Variational Robust Kalman Filters: A Unified Framework

TL;DR

This paper introduces a variational robust Kalman filter that unifies robustness and adaptivity using a Student's t-distribution and variational inference, improving performance in complex noise environments.

Contribution

It proposes a novel probabilistic framework that merges robustness and adaptivity in Kalman filtering, capable of recovering various existing filters by parameter tuning.

Findings

The proposed filter outperforms traditional methods in complex noise scenarios.

Simulations confirm the effectiveness and computational efficiency of the approach.

The framework can recover conventional, robust, and adaptive Kalman filters.

Abstract

Robustness and adaptivity are two competing objectives in Kalman filters (KF). Robustness involves temporarily inflating prior estimates of noise covariances, while adaptivity updates prior beliefs by exploiting measurements. In practical applications, both process and measurement noise can be influenced by outliers, be time-varying, or both.

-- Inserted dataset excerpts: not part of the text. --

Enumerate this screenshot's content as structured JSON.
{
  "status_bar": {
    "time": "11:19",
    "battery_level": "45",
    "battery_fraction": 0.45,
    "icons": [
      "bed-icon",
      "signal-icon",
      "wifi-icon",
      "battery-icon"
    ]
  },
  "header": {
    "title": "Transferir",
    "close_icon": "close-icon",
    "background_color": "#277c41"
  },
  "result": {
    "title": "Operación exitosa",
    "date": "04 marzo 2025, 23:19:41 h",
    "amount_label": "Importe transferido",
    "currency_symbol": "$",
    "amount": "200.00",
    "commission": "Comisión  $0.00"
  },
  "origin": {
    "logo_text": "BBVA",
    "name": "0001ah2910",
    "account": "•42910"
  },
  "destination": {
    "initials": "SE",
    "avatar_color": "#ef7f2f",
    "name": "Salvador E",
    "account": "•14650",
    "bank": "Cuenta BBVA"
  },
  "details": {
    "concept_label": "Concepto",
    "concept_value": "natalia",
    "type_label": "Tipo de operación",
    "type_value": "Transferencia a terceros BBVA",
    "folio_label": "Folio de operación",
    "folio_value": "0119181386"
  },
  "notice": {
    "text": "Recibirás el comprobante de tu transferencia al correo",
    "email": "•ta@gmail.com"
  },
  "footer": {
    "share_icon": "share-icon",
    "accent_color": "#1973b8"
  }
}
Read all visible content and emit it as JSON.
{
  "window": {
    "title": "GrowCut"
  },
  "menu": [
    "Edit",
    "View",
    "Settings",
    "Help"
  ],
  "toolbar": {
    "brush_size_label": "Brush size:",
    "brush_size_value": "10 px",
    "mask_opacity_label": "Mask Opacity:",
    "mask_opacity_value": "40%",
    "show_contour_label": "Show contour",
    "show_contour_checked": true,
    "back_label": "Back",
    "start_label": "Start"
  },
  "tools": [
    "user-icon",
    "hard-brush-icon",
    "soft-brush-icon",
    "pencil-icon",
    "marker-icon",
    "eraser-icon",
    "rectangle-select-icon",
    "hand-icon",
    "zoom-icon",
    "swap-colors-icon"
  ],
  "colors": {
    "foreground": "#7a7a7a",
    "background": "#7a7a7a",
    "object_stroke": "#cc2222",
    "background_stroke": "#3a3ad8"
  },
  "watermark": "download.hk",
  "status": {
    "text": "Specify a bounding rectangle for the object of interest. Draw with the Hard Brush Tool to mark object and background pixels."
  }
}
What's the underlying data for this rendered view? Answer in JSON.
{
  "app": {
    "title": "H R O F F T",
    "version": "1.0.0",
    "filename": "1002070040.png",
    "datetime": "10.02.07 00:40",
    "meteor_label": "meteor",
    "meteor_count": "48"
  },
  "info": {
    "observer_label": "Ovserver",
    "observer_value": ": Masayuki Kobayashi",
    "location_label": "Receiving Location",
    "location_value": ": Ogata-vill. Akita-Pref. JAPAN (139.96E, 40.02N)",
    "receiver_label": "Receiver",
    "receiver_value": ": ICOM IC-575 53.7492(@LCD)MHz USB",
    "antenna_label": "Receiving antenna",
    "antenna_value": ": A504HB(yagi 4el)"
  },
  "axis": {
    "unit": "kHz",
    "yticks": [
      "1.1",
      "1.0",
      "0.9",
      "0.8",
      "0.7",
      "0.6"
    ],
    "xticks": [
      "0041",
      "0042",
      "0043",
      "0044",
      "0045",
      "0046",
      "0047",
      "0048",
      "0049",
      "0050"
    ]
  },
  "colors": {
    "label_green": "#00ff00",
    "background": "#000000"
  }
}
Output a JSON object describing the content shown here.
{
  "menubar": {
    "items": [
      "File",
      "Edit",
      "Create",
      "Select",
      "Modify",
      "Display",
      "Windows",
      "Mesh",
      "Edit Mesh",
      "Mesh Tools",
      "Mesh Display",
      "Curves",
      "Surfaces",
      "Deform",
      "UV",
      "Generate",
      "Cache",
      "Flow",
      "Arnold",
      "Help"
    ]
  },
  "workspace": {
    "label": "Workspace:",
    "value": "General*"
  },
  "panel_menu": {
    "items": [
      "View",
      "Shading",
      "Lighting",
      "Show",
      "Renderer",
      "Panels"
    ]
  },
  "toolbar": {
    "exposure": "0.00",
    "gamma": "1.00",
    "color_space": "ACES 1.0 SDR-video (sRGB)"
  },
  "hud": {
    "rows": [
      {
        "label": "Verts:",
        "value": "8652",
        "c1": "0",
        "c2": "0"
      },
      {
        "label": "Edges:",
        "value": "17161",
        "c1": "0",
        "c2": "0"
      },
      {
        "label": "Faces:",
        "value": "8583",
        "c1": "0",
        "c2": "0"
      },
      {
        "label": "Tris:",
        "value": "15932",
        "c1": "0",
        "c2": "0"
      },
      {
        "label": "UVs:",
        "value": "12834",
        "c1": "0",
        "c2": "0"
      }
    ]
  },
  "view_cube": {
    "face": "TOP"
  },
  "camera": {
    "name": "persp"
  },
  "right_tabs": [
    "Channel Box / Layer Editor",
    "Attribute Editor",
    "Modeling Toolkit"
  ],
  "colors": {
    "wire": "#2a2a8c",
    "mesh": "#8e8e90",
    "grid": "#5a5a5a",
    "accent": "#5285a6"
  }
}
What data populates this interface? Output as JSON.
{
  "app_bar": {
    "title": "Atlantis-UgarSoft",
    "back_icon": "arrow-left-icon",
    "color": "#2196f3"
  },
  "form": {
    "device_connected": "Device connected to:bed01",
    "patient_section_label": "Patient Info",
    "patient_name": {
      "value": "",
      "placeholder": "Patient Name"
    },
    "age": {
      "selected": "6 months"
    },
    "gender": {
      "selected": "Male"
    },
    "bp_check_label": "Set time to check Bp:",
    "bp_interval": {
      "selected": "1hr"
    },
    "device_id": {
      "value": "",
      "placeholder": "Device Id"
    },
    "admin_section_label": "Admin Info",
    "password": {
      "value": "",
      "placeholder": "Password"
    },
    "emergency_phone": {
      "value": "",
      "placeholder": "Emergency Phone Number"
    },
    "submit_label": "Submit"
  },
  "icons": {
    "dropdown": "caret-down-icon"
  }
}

In this work, we propose a variational robust Kalman filter, built on a Student's $t$-distribution induced loss function and variational inference, and solved in a computationally efficient manner. We demonstrate that robustness can be understood as a prerequisite for adaptivity, making it possible to merge the above two competing goals into a single framework through a probabilistic switching rule. Additionally, our proposed filter can recover conventional KF, robust KF, and adaptive KF by tuning parameters, and can suppress both the imperfect process and measurement noise, enabling it to perform superiorly in complex noise environments. Simulations verify the effectiveness of the proposed method.